Mereka meyakini bahwa bumi adalah pijakan sama rata, datar tak bermuara. Dan meskipun mereka hidup di bawah naungan sebuah struktur, mereka menganggapnya sekadar wadah, di mana ruang di bagian badan ke bawah lebih leluasa ketimbang sempitnya struktur leher. Mereka inilah para wakil dari keramaian, yang menyadari mereka bisa mengubah sesuatu, sekaligus tidak menyadari betapa semunya keberadaan mereka sendiri.

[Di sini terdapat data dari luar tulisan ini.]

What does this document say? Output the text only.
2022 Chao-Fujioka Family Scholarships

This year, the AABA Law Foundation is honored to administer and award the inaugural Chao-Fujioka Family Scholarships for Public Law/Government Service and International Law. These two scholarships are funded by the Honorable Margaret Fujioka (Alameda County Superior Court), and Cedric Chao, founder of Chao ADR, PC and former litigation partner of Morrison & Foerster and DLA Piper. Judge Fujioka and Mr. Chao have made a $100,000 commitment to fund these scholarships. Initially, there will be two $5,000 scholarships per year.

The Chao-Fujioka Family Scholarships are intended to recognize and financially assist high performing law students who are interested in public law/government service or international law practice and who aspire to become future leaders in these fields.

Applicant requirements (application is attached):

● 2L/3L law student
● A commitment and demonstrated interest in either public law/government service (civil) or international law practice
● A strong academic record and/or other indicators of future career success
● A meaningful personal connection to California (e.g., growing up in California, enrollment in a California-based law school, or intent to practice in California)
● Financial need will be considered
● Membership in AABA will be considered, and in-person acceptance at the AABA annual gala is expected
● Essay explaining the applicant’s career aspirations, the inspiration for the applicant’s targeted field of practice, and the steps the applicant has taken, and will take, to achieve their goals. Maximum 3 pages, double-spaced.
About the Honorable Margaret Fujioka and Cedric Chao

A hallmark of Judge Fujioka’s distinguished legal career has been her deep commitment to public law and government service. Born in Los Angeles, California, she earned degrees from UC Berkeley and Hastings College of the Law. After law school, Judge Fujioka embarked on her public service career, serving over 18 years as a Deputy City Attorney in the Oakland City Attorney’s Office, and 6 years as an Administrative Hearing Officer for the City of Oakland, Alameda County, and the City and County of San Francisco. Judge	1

Mari kita simak satu per satu.
Penguasa Senyap
Jumlah mereka tidak banyak. Bahkan sering kali tunggal. Mereka percaya bahwa Kekuasaan adalah amanat dari langit. Raganya tak melangkah terlalu jauh, tetapi titahnya dapat terbang melewati horison, menggerakkan segenap perwira dan penentu dibukanya kotak-kotak hadiah.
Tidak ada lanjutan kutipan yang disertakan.